Erschrocken zuckte der Angesprochene zusammen und blickte zu Hagen, der schon seit einiger Zeit versuchte, ihn anzureden.

Der alte Templer war vom Pferd gestiegen und sah beinahe vorwurfsvoll zu ihm auf. „Steig ab. Du überreitest ansonsten noch jemanden.“

Stephane sah ein, dass Hagen recht hatte und stieg schweigend vom Pferd. „Du hättest nicht so laut reden müssen.“, murmelte er.

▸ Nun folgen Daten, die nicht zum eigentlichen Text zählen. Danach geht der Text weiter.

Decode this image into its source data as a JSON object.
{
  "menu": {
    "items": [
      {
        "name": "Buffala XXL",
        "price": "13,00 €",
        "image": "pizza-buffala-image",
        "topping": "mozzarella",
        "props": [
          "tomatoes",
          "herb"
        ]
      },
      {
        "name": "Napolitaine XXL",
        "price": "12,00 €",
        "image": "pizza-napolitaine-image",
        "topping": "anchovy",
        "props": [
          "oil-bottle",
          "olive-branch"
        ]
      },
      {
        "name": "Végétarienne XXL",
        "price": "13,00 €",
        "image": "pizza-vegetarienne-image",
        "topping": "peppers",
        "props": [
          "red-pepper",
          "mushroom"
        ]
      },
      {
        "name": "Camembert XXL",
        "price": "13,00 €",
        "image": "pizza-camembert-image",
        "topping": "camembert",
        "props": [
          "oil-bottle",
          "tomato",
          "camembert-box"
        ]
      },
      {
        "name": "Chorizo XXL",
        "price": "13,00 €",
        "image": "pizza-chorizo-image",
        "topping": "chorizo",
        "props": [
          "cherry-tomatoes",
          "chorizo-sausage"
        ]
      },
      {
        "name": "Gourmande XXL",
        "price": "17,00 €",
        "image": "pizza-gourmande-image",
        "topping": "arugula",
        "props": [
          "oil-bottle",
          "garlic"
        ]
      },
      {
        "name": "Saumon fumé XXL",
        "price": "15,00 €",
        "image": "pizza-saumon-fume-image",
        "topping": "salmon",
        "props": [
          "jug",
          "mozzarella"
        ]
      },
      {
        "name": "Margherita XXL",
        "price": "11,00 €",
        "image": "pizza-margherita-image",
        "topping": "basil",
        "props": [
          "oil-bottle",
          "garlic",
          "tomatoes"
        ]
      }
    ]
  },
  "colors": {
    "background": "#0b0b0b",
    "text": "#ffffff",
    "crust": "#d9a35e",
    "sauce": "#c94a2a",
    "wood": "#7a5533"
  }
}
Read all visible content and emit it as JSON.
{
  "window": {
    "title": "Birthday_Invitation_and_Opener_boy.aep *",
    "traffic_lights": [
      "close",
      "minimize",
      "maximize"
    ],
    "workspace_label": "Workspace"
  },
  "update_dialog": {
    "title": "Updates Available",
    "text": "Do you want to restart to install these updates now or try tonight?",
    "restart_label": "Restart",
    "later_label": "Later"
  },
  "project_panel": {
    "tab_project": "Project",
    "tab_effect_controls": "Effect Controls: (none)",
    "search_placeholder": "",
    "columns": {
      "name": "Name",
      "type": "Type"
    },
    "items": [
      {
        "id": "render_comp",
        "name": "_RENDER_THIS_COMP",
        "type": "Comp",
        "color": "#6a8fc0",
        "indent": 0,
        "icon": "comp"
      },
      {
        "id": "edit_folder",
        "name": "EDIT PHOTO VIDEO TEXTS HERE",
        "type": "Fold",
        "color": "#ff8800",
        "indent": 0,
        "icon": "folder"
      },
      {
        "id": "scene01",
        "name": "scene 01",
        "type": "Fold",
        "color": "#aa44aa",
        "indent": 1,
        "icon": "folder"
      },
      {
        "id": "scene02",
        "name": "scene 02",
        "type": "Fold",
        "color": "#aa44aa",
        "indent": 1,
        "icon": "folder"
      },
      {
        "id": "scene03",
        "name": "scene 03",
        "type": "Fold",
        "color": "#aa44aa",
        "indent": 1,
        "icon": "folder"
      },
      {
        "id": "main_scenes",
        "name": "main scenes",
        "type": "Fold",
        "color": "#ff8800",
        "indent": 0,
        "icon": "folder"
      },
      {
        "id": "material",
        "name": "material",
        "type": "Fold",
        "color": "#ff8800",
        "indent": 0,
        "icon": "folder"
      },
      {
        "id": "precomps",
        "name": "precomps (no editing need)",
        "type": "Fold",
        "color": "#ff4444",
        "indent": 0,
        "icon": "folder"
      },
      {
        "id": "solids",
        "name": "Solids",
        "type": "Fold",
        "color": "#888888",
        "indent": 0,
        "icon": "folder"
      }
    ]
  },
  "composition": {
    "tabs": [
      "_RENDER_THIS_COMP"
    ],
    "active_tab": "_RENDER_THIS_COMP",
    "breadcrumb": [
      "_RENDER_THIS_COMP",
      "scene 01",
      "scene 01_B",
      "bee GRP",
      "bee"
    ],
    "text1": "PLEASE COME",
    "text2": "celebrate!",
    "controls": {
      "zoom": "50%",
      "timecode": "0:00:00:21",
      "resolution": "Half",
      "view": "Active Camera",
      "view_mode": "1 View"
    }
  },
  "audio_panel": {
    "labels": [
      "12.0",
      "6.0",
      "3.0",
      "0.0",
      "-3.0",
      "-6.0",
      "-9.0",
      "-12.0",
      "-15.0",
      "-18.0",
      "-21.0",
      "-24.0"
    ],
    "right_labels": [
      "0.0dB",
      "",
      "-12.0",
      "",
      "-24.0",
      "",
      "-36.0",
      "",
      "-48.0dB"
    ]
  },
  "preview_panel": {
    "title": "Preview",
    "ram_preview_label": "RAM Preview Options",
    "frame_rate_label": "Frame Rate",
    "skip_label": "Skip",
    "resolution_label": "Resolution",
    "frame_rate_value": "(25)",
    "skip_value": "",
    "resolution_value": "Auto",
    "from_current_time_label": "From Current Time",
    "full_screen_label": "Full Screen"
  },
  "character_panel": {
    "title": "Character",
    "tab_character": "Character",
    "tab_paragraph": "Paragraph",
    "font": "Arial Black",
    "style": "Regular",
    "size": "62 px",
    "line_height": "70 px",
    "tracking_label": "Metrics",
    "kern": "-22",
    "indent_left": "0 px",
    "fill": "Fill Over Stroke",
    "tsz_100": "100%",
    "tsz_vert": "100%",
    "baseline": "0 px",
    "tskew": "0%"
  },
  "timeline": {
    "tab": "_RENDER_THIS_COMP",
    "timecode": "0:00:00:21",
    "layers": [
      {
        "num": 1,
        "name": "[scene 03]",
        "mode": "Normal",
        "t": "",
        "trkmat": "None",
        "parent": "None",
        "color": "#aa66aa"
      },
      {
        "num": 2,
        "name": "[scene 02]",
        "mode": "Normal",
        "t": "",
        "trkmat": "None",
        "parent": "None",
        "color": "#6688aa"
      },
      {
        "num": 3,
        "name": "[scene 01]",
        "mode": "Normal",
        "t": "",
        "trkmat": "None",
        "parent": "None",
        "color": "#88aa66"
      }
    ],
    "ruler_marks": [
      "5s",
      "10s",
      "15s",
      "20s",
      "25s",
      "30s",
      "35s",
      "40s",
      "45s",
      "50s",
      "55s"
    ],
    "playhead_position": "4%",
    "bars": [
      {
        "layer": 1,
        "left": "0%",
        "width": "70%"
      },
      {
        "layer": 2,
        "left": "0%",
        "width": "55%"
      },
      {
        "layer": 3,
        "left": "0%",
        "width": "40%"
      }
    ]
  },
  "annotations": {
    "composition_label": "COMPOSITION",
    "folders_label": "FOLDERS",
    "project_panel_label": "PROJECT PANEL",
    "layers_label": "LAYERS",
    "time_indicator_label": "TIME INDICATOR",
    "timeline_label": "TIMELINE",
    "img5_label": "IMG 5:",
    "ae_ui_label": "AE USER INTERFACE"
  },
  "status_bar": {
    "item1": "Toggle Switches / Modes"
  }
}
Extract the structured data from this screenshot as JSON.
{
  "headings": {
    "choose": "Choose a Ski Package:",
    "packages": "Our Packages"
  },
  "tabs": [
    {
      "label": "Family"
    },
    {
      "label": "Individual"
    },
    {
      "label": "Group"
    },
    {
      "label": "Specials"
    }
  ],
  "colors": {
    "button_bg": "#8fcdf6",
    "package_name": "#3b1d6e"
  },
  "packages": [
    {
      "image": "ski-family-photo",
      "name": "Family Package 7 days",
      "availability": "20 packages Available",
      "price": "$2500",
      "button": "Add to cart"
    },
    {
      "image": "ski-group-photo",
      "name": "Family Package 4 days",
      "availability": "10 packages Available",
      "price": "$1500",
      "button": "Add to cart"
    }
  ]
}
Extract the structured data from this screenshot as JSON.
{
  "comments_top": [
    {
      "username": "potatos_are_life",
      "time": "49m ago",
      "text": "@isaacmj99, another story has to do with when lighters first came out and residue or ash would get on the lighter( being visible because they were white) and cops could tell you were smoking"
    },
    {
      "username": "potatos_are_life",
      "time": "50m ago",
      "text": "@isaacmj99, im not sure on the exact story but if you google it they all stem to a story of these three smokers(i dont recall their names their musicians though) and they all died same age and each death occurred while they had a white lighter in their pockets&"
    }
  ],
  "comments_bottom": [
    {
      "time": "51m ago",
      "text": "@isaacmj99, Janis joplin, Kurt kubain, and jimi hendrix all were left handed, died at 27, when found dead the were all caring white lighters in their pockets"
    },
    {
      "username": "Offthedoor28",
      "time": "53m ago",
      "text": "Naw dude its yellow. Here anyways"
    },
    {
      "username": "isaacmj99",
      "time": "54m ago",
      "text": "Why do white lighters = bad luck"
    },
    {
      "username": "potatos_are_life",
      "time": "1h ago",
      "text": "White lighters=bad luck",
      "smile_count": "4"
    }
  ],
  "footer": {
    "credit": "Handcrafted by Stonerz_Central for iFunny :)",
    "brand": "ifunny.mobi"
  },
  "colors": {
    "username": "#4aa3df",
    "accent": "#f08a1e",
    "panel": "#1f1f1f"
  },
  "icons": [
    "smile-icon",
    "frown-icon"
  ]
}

„Du hast ja nicht reagiert.“, gab Hagen zurück, während er Jesim Richtung Marktplatz folgte.

Stephane folgte ihm, still vor sich hin fluchend. Hagen konnte auf seine alten Tage noch ein ganz schöner Sklaventreiber sein und er schien unendlich viel Ausdauer besitzen.

Während Hagen sich um die Einkäufe kümmerte, wartete Stephane am Rande des Platzes und behielt den Trubel im Auge. So hatten sie es abgesprochen, falls bewaffnete Reiter kamen, konnte Stephane sie so schnell entdecken und Hagen Bescheid geben.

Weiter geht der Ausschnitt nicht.